Vous pourriez penser : « Notre dépôt est privé, nous sommes en sécurité. » Mais que se passe-t-il lorsque l'ordinateur portable d'un sous-traitant est volé ? Ou lorsqu'un compte GitHub personnel d'un développeur est compromis ? Une fois ces clés divulguées, un attaquant peut les scanner et les utiliser pour pénétrer instantanément dans votre environnement. Le cloud pentesting implique la « chasse aux secrets » : la recherche de ces clés divulguées dans les journaux, le code et les métadonnées.

Serverless and Container Escape

Avec l'essor de Lambda, Fargate et Kubernetes, le « serveur » est devenu une abstraction. Cependant, ce n'est pas de la magie. Les vulnérabilités dans les images de conteneurs ou les espaces de noms Kubernetes mal configurés peuvent permettre à un attaquant de « s'échapper » du conteneur et d'accéder à l'hôte sous-jacent ou à d'autres conteneurs s'exécutant sur le même cluster.

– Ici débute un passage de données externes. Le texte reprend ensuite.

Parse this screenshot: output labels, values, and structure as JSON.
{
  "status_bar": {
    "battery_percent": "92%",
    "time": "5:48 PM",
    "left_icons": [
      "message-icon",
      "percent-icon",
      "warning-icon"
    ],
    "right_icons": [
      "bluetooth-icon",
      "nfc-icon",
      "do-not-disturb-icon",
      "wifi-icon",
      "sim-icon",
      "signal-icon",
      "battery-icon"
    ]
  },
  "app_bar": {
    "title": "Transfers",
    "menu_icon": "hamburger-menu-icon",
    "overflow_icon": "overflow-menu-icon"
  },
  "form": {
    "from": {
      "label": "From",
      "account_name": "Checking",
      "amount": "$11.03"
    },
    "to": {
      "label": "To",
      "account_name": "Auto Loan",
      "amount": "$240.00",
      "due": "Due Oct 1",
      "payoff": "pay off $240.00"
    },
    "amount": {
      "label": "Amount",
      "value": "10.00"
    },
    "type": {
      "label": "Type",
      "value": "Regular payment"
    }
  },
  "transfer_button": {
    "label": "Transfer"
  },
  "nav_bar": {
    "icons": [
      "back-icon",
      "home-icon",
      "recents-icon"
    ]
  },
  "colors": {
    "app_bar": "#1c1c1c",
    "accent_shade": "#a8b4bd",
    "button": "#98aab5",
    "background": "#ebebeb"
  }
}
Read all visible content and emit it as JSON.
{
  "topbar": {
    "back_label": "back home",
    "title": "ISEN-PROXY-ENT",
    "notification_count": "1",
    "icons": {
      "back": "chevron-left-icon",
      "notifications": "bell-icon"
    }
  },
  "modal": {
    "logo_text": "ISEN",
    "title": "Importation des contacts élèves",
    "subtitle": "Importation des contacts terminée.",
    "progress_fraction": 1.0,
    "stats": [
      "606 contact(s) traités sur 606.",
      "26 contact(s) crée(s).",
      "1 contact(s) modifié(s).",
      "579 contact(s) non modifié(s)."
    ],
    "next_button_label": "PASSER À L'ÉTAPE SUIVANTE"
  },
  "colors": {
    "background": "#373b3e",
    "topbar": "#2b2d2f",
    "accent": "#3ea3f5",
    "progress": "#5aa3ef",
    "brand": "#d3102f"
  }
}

Comment le Cloud Pentesting diffère du Vulnerability Scanning

Je vois souvent cette conversation dans les salles de réunion : « Pourquoi payons-nous pour un Penetration Test alors que nous avons déjà un vulnerability scanner ? »

C'est une question légitime, mais la réponse est simple : un scanner trouve les trous ; un pentester les traverse pour voir où ils mènent.

La perspective du Scanner (Automatisée)

Un vulnerability scanner est comme un inspecteur en bâtiment qui fait le tour de votre maison. Il voit qu'une fenêtre est déverrouillée. Il écrit « Fenêtre déverrouillée » sur sa liste. Il n'entre pas. Il ne vérifie pas s'il y a un coffre-fort dans la chambre. Il vous dit simplement que la fenêtre est ouverte.

Les scanners sont parfaits pour :

  • Trouver les CVE (Common Vulnerabilities and Exposures) connues.
  • Vérifier les versions de logiciels obsolètes.
  • Scanner les ports ouverts.
  • Vous donner une base de référence de votre « surface d'attaque ».

La perspective du Pentester (Humain + Automatisé)

Un penetration tester est comme un voleur professionnel embauché par le propriétaire. Il voit la fenêtre déverrouillée et il l'escalade. Une fois à l'intérieur, il se rend compte que le couloir est sombre, mais il trouve un trousseau de clés sur la table de la cuisine. Ces clés ouvrent la porte du sous-sol, où il trouve le rack de serveurs. Il se rend alors compte que le rack de serveurs est mal configuré, ce qui lui permet d'accéder aux données de paie de l'entreprise.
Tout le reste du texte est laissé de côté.